Monday, July 7, 2008

Rami: Response to Mike's 7/7 Post

OK, I think we've taken this far enough. Let's get back to our text.

No, wait. I just can't let it go without one more comment, albeit one that is somewhat tongue-in-cheek.

You mentioned that Luke's version of Matthew's Sermon on the Mount is called the Sermon on the Plain. Even if we were to allow that people hear what they want to hear, and that this explains the differences between Matthew and Luke (something I cannot fully accept), still it strikes me as odd that the people listening to Jesus couldn't remember if they were standing on a mountain or a plain. Talk about not paying attention!

All right. Enough. Please lead us to the next Beatitude before I start babbling on about how Paul wrote long before any of the Gospel writers and that since he mentions almost nothing of the Jesus narrative (Virgin Birth, parables, Sermon on the Something, etc.) there is a case to be made that these were all narrative flourishes of great writers.

I love the Bible— the Hebrew Bible, the Apocrypha, and the New Testament— and one of the reasons I love it is because it is great fiction, and like all great fiction it is at times deeply and powerfully true. I have no more problem with the differences between biblical texts than I do with differences among Shakespeare's plays. And just as the truth found in Shakespeare has nothing to do with the historicity of his plays, so the truth of the Bible has, for me, nothing to do with historicity of the stories. The story's the thing. Let's get back to it.


AaronHerschel said...

Hmm. This may sound like a quible, but I want to problematize this idea that "the truth in Shakespeare has nothing to do with the historicity of his plays." As heirs to Plato, the Romantics, the transcendentalists, and New Criticism, we are more or less conditioned to accept this premise. Truth is eternal, transcending time, place, and indentity to resonate in (take your pick) elysium, the oversoul, individual consciousness, etc.

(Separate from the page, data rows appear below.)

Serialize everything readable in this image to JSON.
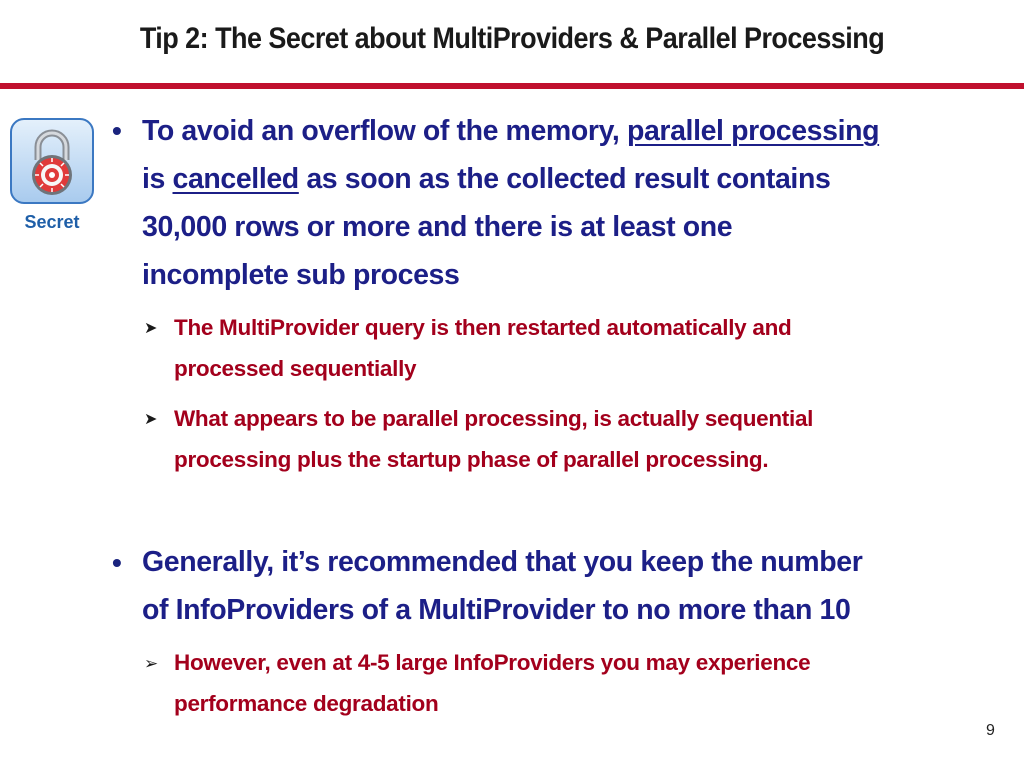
{
  "slide": {
    "title": "Tip 2: The Secret about MultiProviders & Parallel Processing",
    "page_number": "9"
  },
  "badge": {
    "icon": "padlock-icon",
    "label": "Secret"
  },
  "colors": {
    "title_rule": "#c0102e",
    "main_text": "#1c1f87",
    "sub_text": "#a3001c",
    "badge_text": "#1f5fa8"
  },
  "bullets": [
    {
      "marker": "•",
      "text_before_1": "To avoid an overflow of the memory, ",
      "underlined_1": "parallel processing",
      "text_mid": "is ",
      "underlined_2": "cancelled",
      "text_after": " as soon as the collected result contains",
      "line_3": "30,000 rows or more and there is at least one",
      "line_4": "incomplete sub process",
      "sub_items": [
        {
          "marker": "➤",
          "line_1": "The MultiProvider query is then restarted automatically and",
          "line_2": "processed sequentially"
        },
        {
          "marker": "➤",
          "line_1": "What appears to be parallel processing, is actually sequential",
          "line_2": "processing plus the startup phase of parallel processing."
        }
      ]
    },
    {
      "marker": "•",
      "line_1": "Generally, it’s recommended that you keep the number",
      "line_2": "of InfoProviders of a MultiProvider to no more than 10",
      "sub_items": [
        {
          "marker": "➢",
          "line_1": "However, even at 4-5 large InfoProviders you may experience",
          "line_2": "performance degradation"
        }
      ]
    }
  ]
}
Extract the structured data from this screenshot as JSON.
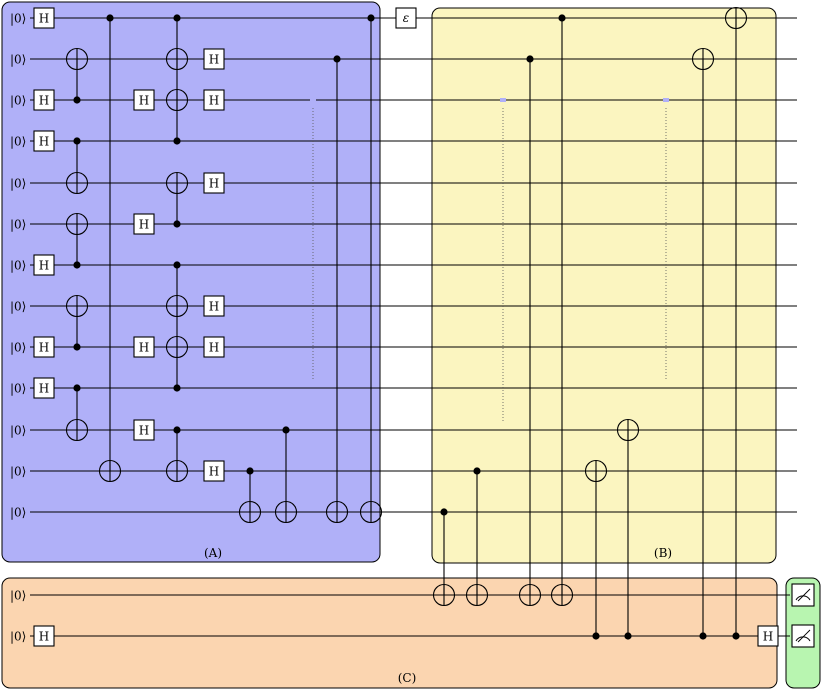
{
  "qubit_label": "|0⟩",
  "gate_label": "H",
  "error_label": "ε",
  "region_labels": {
    "A": "(A)",
    "B": "(B)",
    "C": "(C)"
  },
  "colors": {
    "regionA": "#b0b0f8",
    "regionB": "#fbf5c0",
    "regionC": "#fbd5b0",
    "measure": "#b8f5b0",
    "wire": "#000000"
  }
}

But many of the more recent schools of criticism (notably post-structuralism, Feminist and Queer theory, post-modernism, New Historicism, and post-colonialism) challenge this assumption. These schools suggest that to take the "truth" of a text ex-nihilo, as it were, which is to say out of its socio-historical context, is to miss the point entirely.

Truth, or anyway human truth, is not a universal absolute. Rather, it is a function of context, of historicity. The context of a particular story, however, is not limited to the historical period in which it was authored. Instead, it extends to every moment in which the story is encountered. This is why reinterpretation is an essential act. We come to understand what the story means to us, now.

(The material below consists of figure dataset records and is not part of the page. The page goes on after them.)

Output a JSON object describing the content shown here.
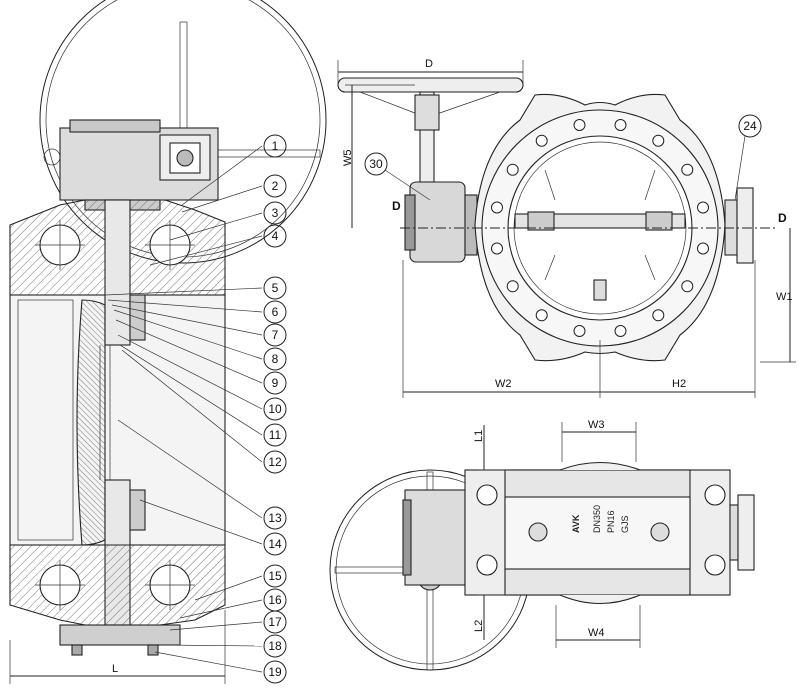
{
  "callouts": [
    "1",
    "2",
    "3",
    "4",
    "5",
    "6",
    "7",
    "8",
    "9",
    "10",
    "11",
    "12",
    "13",
    "14",
    "15",
    "16",
    "17",
    "18",
    "19"
  ],
  "top_right_callouts": [
    "30",
    "24"
  ],
  "section_marks": [
    "D",
    "D"
  ],
  "dimensions": {
    "L": "L",
    "D": "D",
    "W5": "W5",
    "W1": "W1",
    "W2": "W2",
    "H2": "H2",
    "W3": "W3",
    "W4": "W4",
    "L1": "L1",
    "L2": "L2"
  },
  "body_marking": [
    "DN350",
    "PN16",
    "GJS"
  ],
  "logo_text": "AVK",
  "colors": {
    "line": "#222222",
    "hatch": "#555555",
    "fill_light": "#eeeeee",
    "fill_mid": "#d8d8d8",
    "fill_dark": "#b8b8b8"
  }
}
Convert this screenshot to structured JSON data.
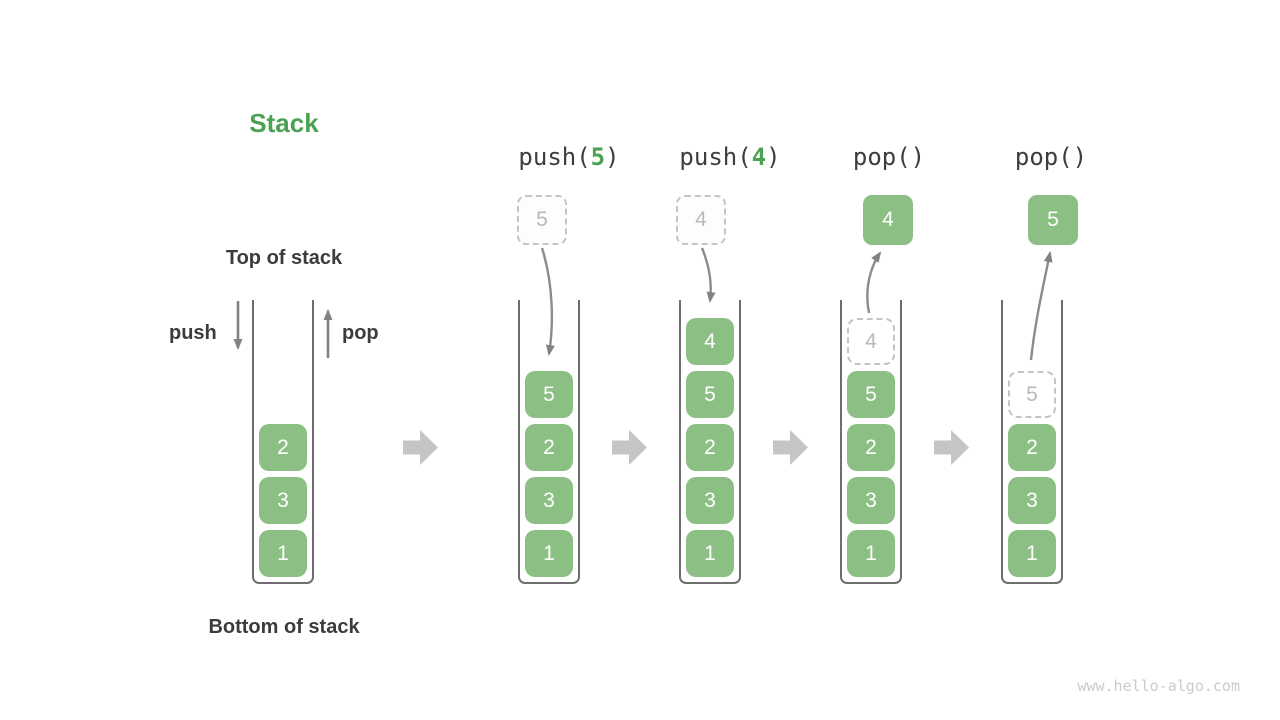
{
  "title": "Stack",
  "labels": {
    "top_of_stack": "Top of stack",
    "bottom_of_stack": "Bottom of stack",
    "push": "push",
    "pop": "pop"
  },
  "operations": [
    {
      "text_before": "push(",
      "highlight": "5",
      "text_after": ")"
    },
    {
      "text_before": "push(",
      "highlight": "4",
      "text_after": ")"
    },
    {
      "text_before": "pop()",
      "highlight": "",
      "text_after": ""
    },
    {
      "text_before": "pop()",
      "highlight": "",
      "text_after": ""
    }
  ],
  "floating_boxes": [
    {
      "value": "5",
      "style": "dashed"
    },
    {
      "value": "4",
      "style": "dashed"
    },
    {
      "value": "4",
      "style": "solid"
    },
    {
      "value": "5",
      "style": "solid"
    }
  ],
  "stacks": [
    {
      "cells": [
        {
          "v": "2"
        },
        {
          "v": "3"
        },
        {
          "v": "1"
        }
      ]
    },
    {
      "cells": [
        {
          "v": "5"
        },
        {
          "v": "2"
        },
        {
          "v": "3"
        },
        {
          "v": "1"
        }
      ]
    },
    {
      "cells": [
        {
          "v": "4"
        },
        {
          "v": "5"
        },
        {
          "v": "2"
        },
        {
          "v": "3"
        },
        {
          "v": "1"
        }
      ]
    },
    {
      "cells": [
        {
          "v": "4",
          "ghost": true
        },
        {
          "v": "5"
        },
        {
          "v": "2"
        },
        {
          "v": "3"
        },
        {
          "v": "1"
        }
      ]
    },
    {
      "cells": [
        {
          "v": "5",
          "ghost": true
        },
        {
          "v": "2"
        },
        {
          "v": "3"
        },
        {
          "v": "1"
        }
      ]
    }
  ],
  "watermark": "www.hello-algo.com",
  "colors": {
    "cell_green": "#8cbf84",
    "accent_green": "#4ba154",
    "dark_text": "#3c3c3c",
    "wall_gray": "#6e6e6e",
    "dashed_gray": "#c4c4c4",
    "ghost_text": "#b9b9b9",
    "flow_arrow": "#8c8c8c",
    "block_arrow": "#c5c5c5",
    "watermark_gray": "#cbcbcb"
  },
  "icons": {
    "push_arrow": "down-arrow",
    "pop_arrow": "up-arrow",
    "stage_arrow": "right-block-arrow"
  }
}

Our interpretation is only enriched when we acknowedge the varied history of interpretation in which our readings rest. Note how, in your own criticism, the first century Jewish context plays a key role in interperating Jesus' message, and adapting it to our contemporary moment.

As readers and critics we must acknoweldge the centrality of history in every text. In doing so, we justify our own acts of re-interpretation, and more importantly, we escape the claim to universal truth that undergirds fundamentalism, enabling conflicting, heterogenous readings to emerge and co-exist.

Mike Smith and Rami Shapiro said...

This is Rami. While I understand what Aaron Herschel is saying, I am not sure we disagree.

First, I admit that to understand Shakespeare deeply we have understand his context, but is that also true when it comes to the wisdom found in his poetry and plays?

Does Prince Hamlet have to be an historical figure for the play Hamlet to convey truth? Does there have to be an actual Romeo and Juliet for their story to be true?

There has to be some middle ground where sound scholarship and equally sound wisdom come together.

AaronHerschel said...

I would never suggest that Hamlet or Romeo and Juliet have to be historical figures for their stories to contain truth. I too believe in the power of story to convey truth in the absence of fact.

What I am suggesting, however, is that the text of Shakespeare's plays, and of the Bible, was produced in a historical moment whose impact on the meaning of these texts must be recognized.

To use an example from this blog, in the absence of a first century context, Jesus' admonition to turn the other cheek sounds like pure humility. Only by understanding the Roman context, can we see turning the other cheek as a defiant act of civil disobedience and a demand for equality.

To subtract the historical context here is to distort, even destroy, the meaning. But as you said--and this blog proves--we don't really disagree on this issue. What may have happened here is simply a semantic misunderstanding. You wrote: " the truth in Shakespeare has nothing to do with the historicity of his plays." I read "historicity" as "socio-historical context," where it seems you meant "factuality."